# Motor changeout for a 22211



## T-Man (May 16, 2008)

This is the engine. A standard for LGB.










This is just a quick method to cover how to get access tot he motor. You cannot get to from the bottom with four screws. This is the motor compartment and needs to be removed from the engine and then accessed from the top.










The eccentric rod is attached to the frame from underneath by one screw and I also removed the rod nut to the right.
Here is the view of the rod spacing

.









IN front remove the two screws on each side of the coupler. Here I loosened the center screw by accident.










Here I removed the plow with only one screw.










The remove a screw from each side of the rear coupler.



















WIth that done the motor assembly will drop down from the frame. This gives the slack to remove the eccentric rod.

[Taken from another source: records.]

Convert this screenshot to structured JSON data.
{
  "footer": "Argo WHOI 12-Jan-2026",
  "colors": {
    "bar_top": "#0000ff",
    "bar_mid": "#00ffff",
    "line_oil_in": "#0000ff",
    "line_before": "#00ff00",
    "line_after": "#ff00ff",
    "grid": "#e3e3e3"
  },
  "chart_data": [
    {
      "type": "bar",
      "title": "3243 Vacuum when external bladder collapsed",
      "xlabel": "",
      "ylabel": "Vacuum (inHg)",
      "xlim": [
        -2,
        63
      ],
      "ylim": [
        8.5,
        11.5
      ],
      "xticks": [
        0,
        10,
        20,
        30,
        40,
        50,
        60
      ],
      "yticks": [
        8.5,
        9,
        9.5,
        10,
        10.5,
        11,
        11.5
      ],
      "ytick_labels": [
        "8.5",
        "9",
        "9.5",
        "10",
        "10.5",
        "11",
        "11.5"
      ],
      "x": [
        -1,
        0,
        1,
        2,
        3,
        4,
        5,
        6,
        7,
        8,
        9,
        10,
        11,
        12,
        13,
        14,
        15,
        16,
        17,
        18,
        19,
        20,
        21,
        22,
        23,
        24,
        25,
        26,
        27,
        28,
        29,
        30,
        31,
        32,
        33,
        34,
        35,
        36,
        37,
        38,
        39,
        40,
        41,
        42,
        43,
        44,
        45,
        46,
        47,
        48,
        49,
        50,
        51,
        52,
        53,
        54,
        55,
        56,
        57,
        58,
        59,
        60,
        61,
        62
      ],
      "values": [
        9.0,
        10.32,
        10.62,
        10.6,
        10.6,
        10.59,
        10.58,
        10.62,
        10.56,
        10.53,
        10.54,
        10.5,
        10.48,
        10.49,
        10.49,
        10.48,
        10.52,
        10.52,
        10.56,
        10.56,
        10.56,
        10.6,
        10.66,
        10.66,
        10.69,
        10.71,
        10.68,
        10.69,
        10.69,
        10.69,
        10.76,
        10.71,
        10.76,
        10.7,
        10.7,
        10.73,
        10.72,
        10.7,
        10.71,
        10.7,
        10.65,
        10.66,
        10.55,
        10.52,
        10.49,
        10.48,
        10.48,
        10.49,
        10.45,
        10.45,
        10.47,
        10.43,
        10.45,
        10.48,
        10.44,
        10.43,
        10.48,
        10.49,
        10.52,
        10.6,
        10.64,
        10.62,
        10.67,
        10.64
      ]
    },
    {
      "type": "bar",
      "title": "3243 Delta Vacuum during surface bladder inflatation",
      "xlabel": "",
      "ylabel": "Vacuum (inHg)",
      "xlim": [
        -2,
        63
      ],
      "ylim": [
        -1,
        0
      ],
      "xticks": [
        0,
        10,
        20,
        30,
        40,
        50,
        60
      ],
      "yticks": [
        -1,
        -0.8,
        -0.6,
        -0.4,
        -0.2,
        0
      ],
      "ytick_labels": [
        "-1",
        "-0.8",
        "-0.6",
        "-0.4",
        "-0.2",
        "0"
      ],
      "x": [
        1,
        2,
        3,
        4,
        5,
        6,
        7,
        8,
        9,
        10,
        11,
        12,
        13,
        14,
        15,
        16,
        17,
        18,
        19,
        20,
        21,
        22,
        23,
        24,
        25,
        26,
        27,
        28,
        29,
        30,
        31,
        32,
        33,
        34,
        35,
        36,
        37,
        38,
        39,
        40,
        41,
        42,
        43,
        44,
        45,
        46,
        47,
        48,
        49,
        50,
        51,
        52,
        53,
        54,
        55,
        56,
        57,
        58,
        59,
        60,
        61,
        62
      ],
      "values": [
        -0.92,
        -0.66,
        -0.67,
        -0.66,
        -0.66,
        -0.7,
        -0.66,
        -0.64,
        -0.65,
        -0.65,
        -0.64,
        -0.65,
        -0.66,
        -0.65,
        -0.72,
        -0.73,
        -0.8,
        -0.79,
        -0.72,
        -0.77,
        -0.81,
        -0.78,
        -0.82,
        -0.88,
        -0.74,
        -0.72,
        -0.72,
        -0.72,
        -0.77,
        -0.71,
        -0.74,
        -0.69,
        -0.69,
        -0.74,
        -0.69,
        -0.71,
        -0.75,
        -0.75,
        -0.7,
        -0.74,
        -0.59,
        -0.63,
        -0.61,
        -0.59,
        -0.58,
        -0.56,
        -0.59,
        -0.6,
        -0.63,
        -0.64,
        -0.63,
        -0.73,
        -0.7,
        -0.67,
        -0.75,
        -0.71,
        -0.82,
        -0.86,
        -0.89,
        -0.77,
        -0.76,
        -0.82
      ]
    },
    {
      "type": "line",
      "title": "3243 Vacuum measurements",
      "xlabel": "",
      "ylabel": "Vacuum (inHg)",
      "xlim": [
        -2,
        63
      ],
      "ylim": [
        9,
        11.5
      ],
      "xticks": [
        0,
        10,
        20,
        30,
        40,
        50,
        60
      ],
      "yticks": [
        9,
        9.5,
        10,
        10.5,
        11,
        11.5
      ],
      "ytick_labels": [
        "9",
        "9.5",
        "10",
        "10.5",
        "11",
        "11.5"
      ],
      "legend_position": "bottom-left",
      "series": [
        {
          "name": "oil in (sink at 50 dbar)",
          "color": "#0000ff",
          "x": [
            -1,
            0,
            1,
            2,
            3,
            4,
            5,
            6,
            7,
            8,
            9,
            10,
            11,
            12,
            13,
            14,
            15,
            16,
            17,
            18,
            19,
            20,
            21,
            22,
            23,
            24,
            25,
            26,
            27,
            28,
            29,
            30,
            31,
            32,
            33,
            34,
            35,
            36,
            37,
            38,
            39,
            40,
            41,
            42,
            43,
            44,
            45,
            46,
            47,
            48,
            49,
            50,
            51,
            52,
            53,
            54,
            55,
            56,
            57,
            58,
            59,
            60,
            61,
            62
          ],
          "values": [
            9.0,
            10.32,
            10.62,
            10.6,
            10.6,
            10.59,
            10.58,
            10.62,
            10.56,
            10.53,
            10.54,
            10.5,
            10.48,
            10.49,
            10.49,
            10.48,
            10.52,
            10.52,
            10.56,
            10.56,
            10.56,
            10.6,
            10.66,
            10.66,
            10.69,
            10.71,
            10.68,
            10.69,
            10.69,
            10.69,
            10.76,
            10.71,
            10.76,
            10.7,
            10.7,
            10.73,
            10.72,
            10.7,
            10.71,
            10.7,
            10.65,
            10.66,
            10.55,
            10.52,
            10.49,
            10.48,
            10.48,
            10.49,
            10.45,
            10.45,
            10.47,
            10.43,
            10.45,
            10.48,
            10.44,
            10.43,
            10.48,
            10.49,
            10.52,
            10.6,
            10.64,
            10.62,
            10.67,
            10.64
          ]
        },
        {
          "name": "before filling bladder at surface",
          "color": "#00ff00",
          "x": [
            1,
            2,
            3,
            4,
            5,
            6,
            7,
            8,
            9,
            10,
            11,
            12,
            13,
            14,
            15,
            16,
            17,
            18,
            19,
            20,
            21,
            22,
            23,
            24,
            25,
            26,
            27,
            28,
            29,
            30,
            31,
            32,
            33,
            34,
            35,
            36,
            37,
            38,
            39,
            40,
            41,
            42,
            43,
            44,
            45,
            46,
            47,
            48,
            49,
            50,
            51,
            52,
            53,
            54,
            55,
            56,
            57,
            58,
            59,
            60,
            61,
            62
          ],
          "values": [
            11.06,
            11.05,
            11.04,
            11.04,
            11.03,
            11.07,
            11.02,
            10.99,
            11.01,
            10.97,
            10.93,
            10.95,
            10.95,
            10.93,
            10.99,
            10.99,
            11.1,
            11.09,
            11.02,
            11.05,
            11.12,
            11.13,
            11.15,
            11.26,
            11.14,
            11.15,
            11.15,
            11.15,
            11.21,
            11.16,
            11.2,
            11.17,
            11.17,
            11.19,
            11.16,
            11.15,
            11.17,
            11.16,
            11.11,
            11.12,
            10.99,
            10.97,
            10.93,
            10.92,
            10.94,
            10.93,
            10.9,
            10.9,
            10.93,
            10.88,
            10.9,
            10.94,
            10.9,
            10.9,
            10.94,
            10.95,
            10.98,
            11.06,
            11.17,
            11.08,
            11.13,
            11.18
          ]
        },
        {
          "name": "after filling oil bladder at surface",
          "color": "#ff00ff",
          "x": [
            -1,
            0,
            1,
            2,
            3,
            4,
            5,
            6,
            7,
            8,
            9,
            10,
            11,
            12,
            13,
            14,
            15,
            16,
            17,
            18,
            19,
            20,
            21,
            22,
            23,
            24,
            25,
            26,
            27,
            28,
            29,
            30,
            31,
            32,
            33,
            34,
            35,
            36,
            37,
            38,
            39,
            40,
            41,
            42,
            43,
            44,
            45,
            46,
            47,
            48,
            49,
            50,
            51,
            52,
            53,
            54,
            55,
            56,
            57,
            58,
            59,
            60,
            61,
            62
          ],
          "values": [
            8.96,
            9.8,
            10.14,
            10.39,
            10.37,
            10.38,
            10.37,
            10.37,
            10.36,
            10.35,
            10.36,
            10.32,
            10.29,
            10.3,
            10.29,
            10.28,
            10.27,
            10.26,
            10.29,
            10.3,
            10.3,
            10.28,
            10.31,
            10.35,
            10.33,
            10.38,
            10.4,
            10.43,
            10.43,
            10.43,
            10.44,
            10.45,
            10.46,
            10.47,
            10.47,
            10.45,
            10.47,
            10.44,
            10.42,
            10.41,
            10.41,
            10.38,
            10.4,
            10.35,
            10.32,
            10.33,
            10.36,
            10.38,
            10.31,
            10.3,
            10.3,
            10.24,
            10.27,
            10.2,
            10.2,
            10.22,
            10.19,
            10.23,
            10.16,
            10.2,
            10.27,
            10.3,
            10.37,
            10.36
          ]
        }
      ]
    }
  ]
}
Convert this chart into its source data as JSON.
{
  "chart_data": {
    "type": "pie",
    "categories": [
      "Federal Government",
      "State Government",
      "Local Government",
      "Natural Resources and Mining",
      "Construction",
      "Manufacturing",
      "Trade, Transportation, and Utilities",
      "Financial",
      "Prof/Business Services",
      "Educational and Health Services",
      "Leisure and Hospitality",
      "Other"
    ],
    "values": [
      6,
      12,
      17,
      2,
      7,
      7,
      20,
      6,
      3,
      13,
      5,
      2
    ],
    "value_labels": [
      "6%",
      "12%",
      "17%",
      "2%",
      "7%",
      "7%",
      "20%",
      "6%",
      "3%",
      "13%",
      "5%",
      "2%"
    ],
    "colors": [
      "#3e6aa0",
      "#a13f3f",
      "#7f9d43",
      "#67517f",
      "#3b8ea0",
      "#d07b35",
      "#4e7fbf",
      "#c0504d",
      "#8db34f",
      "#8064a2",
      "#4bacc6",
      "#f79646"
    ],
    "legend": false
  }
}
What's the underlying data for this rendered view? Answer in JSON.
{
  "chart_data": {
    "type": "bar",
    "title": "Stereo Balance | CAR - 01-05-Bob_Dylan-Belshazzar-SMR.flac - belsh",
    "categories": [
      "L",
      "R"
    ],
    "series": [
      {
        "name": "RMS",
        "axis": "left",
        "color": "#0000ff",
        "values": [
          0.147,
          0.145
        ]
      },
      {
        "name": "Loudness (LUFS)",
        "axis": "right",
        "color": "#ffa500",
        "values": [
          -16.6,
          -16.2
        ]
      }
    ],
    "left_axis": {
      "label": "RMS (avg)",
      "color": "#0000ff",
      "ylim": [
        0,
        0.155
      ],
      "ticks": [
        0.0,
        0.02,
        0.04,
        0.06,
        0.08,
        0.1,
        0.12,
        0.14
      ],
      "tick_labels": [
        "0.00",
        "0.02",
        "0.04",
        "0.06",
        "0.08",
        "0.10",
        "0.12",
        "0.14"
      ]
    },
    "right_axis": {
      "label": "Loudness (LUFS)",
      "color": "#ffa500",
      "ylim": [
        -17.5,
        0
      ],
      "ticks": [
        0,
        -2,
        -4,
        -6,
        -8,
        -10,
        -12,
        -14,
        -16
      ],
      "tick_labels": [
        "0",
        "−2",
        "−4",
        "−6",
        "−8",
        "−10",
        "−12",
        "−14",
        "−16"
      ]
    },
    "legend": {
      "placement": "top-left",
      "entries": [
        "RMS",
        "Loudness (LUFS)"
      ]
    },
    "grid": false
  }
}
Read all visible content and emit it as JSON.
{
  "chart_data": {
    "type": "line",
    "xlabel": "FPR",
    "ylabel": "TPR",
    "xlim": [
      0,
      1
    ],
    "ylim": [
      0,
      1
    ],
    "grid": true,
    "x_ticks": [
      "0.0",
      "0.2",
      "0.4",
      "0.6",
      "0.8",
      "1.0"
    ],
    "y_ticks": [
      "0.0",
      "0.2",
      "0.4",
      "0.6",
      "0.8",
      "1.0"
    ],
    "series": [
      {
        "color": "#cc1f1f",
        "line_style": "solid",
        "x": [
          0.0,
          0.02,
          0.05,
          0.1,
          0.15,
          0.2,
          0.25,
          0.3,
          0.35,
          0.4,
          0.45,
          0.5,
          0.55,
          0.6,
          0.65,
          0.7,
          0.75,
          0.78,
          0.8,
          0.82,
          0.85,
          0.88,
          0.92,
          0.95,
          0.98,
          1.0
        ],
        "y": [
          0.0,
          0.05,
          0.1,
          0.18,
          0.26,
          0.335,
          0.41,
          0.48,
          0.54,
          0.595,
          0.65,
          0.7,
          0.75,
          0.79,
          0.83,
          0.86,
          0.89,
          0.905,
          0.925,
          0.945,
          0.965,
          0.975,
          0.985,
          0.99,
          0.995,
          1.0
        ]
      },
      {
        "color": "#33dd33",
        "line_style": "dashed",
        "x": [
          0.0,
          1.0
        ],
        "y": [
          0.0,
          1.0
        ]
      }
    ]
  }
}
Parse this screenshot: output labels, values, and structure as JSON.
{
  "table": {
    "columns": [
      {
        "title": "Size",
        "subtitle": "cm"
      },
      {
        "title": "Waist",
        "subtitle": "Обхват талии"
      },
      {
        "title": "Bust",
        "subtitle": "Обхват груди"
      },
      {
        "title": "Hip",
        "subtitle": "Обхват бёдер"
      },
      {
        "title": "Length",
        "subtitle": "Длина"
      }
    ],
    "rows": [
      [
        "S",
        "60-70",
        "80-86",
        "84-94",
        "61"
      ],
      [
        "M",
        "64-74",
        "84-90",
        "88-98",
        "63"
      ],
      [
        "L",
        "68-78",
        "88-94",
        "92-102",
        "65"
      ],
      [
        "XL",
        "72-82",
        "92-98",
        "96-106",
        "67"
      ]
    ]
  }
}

Disconnect the plug to the motor.










Flip it and two more screws remove the cover. The motor just snaps in or out.


----------



## T-Man (May 16, 2008)

Two more pics


----------



## MichaelE (Mar 7, 2018)

Does that motor have internal flywheels? How is the slow speed starting and stopping?


----------



## Big Ed (Jun 16, 2009)

Is this a hint for your new outdoor garden layout going up? 
Get a plow train for the wintertime?


----------



## T-Man (May 16, 2008)

I work on a G scale layout. One display was an Acela on a back and forth automation. It was slow, a crawl? Probably not.
Some of these engines are huge and not speedy at all. Unfortunately i do not have a test track.
I have no idea on internal flywheels.


----------